The yield on the 5.63 per cent bond maturing in 2026 rose as much as nine basis points to 5.85 per cent, while the 6.64 per cent 2035 bond yield climbed five basis points. The benchmark 10-year yield advanced six basis points to 6.15 per cent.
“The choice of illiquid papers has disappointed traders,” said Debendra Dash, head of fixed income at
in Mumbai. “Traders were hoping the RBI will include the 5-year paper,” in the purchase list as it had asked underwriters to buy that paper.
Underwriters had to rescue nearly the entire 110 billion rupees ($1.5 billion) of the 5-year bond at last week’s sale.
The announcement of a new 10-year bond, which is likely to have a higher coupon, compared to 5.85 per cent for the current benchmark, also damped sentiments, traders said.
The central bank said on Monday it would buy 200 billion rupees of bonds as part of its 1.2 trillion rupees purchase plan for the July-September quarter. But the choice of papers was likely to help banks book profits, leaving traders with devolved stocks of previous auctions, said traders, who didn’t want to be named, as they are not authorized to speak publicly.

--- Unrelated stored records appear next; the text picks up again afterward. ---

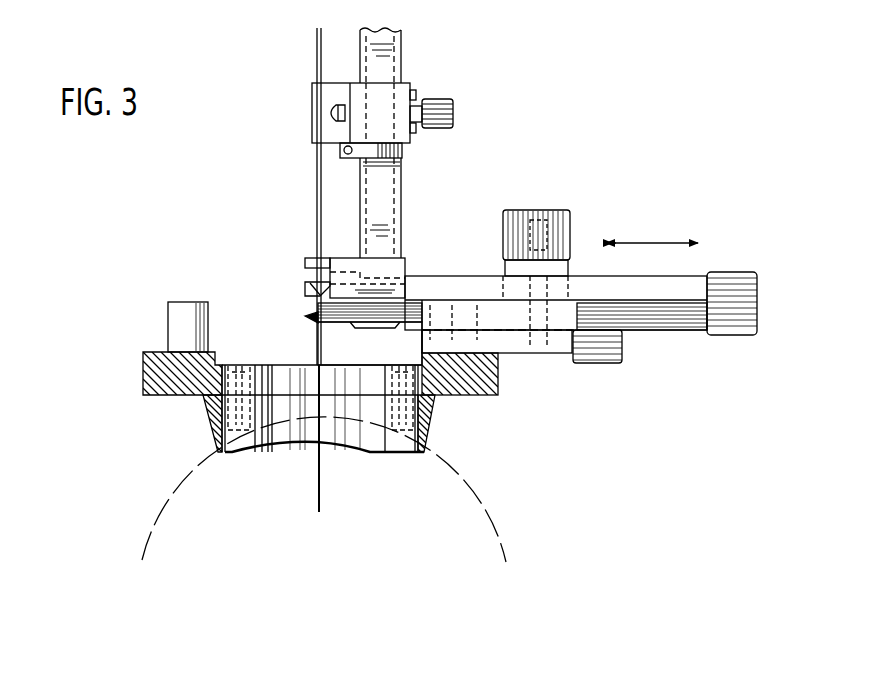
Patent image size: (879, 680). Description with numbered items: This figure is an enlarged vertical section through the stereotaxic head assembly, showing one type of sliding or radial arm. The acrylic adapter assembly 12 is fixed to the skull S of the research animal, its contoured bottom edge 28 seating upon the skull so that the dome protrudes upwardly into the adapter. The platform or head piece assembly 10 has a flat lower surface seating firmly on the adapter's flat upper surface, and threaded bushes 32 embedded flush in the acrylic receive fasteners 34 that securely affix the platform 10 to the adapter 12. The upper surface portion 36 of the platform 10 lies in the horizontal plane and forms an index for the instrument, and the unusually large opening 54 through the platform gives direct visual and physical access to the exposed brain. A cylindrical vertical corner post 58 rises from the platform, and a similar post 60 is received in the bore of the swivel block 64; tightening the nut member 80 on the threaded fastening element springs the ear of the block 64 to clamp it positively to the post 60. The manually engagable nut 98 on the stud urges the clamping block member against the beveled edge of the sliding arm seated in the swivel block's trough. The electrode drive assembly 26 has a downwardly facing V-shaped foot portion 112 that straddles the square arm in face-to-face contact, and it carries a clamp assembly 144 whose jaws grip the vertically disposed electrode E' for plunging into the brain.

The platform or head piece assembly 10 is at (132, 381).
The adapter assembly 12 is at (438, 431).
The electrode drive assembly 26 is at (406, 72).
The bottom edge 28 is at (301, 450).
The threaded bushes 32 is at (241, 442).
The fasteners 34 is at (244, 375).
The upper surface portion 36 is at (157, 352).
The opening 54 is at (300, 378).
The vertical corner post 58 is at (178, 318).
The vertical corner post 60 is at (462, 318).
The block 64 is at (510, 343).
The nut member 80 is at (757, 296).
The manually engagable nut 98 is at (520, 214).
The V-shaped foot portion 112 is at (383, 268).
The clamp assembly 144 is at (458, 107).
The electrode E' is at (291, 270).
The skull S is at (493, 524).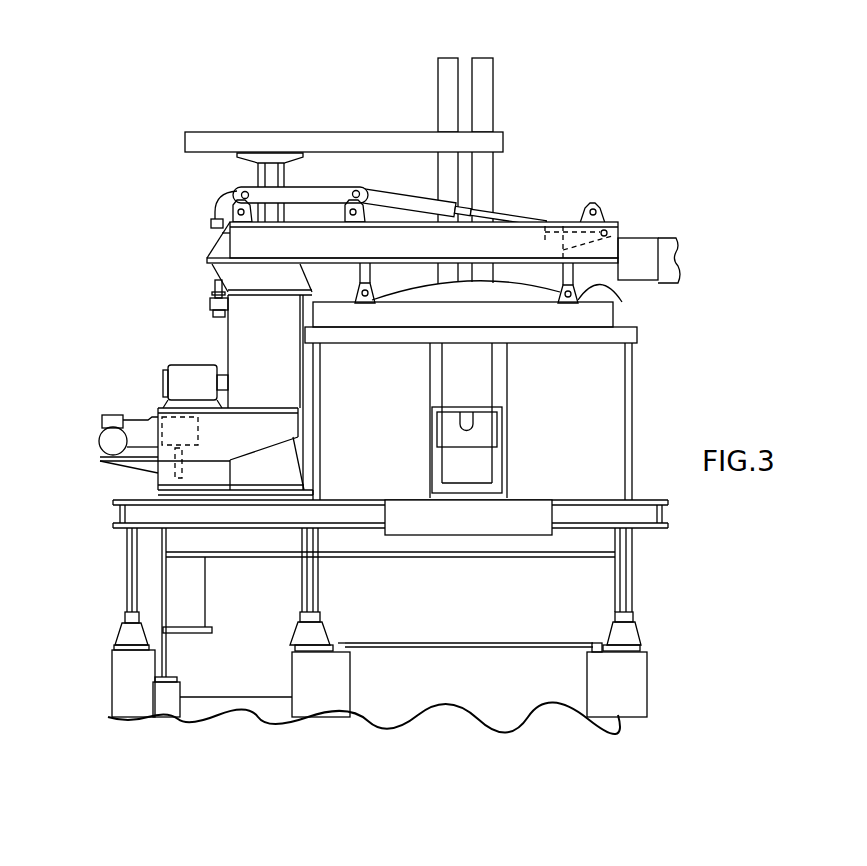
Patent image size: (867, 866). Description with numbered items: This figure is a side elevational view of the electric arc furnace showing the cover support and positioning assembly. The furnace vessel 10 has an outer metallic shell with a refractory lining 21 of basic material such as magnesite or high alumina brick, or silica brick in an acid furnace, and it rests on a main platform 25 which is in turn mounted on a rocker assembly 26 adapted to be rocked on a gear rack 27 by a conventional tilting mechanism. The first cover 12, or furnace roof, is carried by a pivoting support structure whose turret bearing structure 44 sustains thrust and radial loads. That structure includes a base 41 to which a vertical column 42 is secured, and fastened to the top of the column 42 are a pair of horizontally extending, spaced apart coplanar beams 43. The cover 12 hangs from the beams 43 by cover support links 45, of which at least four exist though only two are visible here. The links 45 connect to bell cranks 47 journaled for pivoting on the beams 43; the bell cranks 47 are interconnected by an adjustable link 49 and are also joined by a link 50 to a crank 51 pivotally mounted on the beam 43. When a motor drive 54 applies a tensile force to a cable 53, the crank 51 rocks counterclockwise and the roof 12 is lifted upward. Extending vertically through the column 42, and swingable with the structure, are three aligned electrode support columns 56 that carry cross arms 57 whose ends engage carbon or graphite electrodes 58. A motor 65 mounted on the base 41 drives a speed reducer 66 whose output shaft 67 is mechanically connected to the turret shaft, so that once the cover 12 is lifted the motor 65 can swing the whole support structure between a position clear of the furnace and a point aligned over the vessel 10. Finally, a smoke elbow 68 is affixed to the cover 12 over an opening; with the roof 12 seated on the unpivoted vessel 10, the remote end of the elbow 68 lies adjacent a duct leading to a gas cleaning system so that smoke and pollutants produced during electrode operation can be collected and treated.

The furnace vessel 10 is at (663, 410).
The first cover 12 is at (403, 263).
The refractory lining 21 is at (125, 618).
The main platform 25 is at (647, 512).
The rocker assembly 26 is at (125, 565).
The gear rack 27 is at (320, 615).
The base 41 is at (300, 457).
The vertical column 42 is at (246, 359).
The beams 43 is at (547, 232).
The turret bearing structure 44 is at (192, 588).
The cover support links 45 is at (358, 278).
The bell cranks 47 is at (370, 205).
The adjustable link 49 is at (509, 213).
The link 50 is at (318, 193).
The crank 51 is at (231, 193).
The cable 53 is at (214, 211).
The motor drive 54 is at (209, 309).
The electrode support columns 56 is at (255, 167).
The cross arms 57 is at (371, 138).
The electrodes 58 is at (450, 58).
The motor 65 is at (135, 416).
The speed reducer 66 is at (199, 432).
The output shaft 67 is at (183, 470).
The smoke elbow 68 is at (640, 272).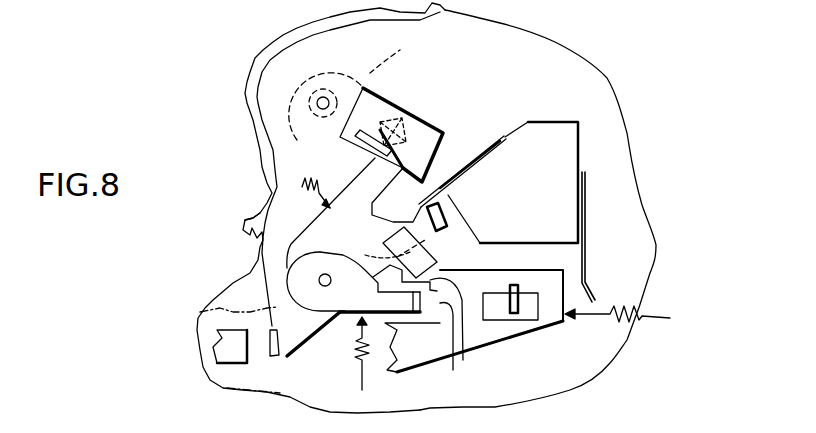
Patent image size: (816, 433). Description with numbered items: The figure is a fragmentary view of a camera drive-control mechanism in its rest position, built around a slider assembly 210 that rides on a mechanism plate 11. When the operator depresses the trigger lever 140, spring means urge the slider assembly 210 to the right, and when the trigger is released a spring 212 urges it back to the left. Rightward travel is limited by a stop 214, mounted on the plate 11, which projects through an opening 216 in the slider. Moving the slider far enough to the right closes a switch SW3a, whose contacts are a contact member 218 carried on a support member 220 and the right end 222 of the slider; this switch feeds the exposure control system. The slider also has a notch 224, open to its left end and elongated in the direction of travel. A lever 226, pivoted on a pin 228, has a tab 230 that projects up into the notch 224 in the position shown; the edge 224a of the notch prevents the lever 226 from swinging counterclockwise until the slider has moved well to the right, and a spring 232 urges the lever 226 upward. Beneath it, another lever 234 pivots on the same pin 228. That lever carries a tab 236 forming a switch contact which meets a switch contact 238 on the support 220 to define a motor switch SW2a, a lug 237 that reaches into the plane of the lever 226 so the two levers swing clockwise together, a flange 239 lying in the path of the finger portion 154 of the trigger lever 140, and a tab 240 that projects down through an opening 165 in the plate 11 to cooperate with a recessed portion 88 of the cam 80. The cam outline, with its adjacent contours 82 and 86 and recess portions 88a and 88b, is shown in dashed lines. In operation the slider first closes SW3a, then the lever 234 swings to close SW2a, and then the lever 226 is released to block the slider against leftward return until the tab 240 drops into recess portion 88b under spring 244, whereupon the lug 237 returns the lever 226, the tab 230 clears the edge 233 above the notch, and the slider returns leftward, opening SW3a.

The surge in crude, which gained further after OPEC+ ended days of talks without a deal to bring back more halted output next month, will further heighten inflation worries in India. Bond yields and swap rates have been rising on fears that the central bank will need to tighten its policy tone as early as August and bring ahead policy normalization.
“The rise in crude prices will put further upward pressure on yields ahead of the monetary policy,” said Arvind Chari, chief investment officer at Quantum Advisors Pvt.
The government will sell 260 billion rupees of bonds Friday, including 140 billion rupees of a new 10-year bond, it said after trading hours Monday.